Wall Street is betting on baby boomers like Washburn, who are just the sort of customers that PETsMART and many other companies are looking to cultivate. The post-war generation, born from 1946 to 1964, represents about 76 million people — a huge block of consumers with unparalleled buying power. Now, as they lope into retirement, the spending habits of boomers are starting to change, and many investors are looking for ways to profit from the shift.

"This is a dominant group that still has huge buying power, and as they age they will continue to dominate trends, as they have throughout their entire lives," said Janet Engels, director of private client research with RBC Dain Rauscher. "It's just rethinking, what is this group all about? They are sophisticated buyers, they like bells and whistles and they like to treat themselves well."

Baby boomers are educated consumers who love having lots of choices. Lifestyle is everything for this group, whether they're shopping for pet care, a cruise ship vacation, financial advice, cosmetic surgery or a knee replacement. Industries that traditionally cater to older people, such as pharmaceutical companies, hospitals and assisted living facilities, will have a much larger customer base as boomers age.

Companies that specialize in orthopedic devices, such as Zimmer Holdings Inc. and Stryker Corp. are well-positioned, especially as they develop longer-lasting replacement parts that can be implanted in increasingly less-invasive procedures. Homebuilders developing communities for "active adults," such as Pulte Homes Inc. and WCI Communities Inc., are likely to have the demographic wind at their backs. And, for the famously self-absorbed "me generation," cosmetic products and surgery will play an important role in the decades ahead, which could spell strong sales for stocks like Estee Lauder Inc. and personal care specialist Procter & Gamble Co., Engels said.

"No one ever wants to admit they're getting older, and this particular group has never wanted to get older," Engels said. "Even the average baby boomer of moderate income will look to personal care products. (P&G's) Oil of Olay is not just for grandma."

Statistics suggest most boomers are not prepared for retirement, a trend that some observers believe will benefit the financial services industry. Long-term-care insurance and annuities may become more popular products, and financial planners will be much in demand as boomers try to catch up.

Professional investors are also eyeing the leisure industry, as a soaring number of boomers opt to spend their free time and discretionary income on cruises, gambling and home entertainment. Demographics are likely to work in the favor of these industries in the decades ahead, said Mark D. Greenberg, portfolio manager of the AIM Leisure Fund (ILSAX), which profits from consumers' desire for expensive jewelry, exotic vacation and other extravagant pleasures.

"If something didn't have the long-term trend in its favor, I'm not saying I wouldn't buy the stock, but it's unlikely," Greenberg said. "There could be a time you want to buy a stock because somebody is doing a good job, or it's cheap ... but over the longer term, you like having the trend in your favor."
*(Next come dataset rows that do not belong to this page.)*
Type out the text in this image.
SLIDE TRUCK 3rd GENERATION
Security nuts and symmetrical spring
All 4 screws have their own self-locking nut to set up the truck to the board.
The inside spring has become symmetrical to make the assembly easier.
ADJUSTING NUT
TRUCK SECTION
Some winners have emerged in the cruise business, Greenberg said, including leading operator Carnival Corp. He also likes Harrah's Entertainment Inc., the world's largest gaming company. In addition, he notes, the most forward-looking companies in these industries are quietly upgrading their facilities to meet the needs of an aging clientele. Greenberg has spotted special bins for diabetics to deposit insulin needles in casino restrooms, and found expanded medical services on a number of cruise ships.

Demographics also favor the likes of Liberty Media Corp. and Cablevision Systems Corp., which are among the Leisure Fund's top five holdings. Distillers, such as Allied Domecq PLC, may be better positioned than brewers in the decades ahead, since older people generally prefer spirits over beer. And the No. 1 jewelry buyer is a woman over the age of 45, who is usually buying it for herself, Greenberg said; sales of expensive watches for men are also brisk.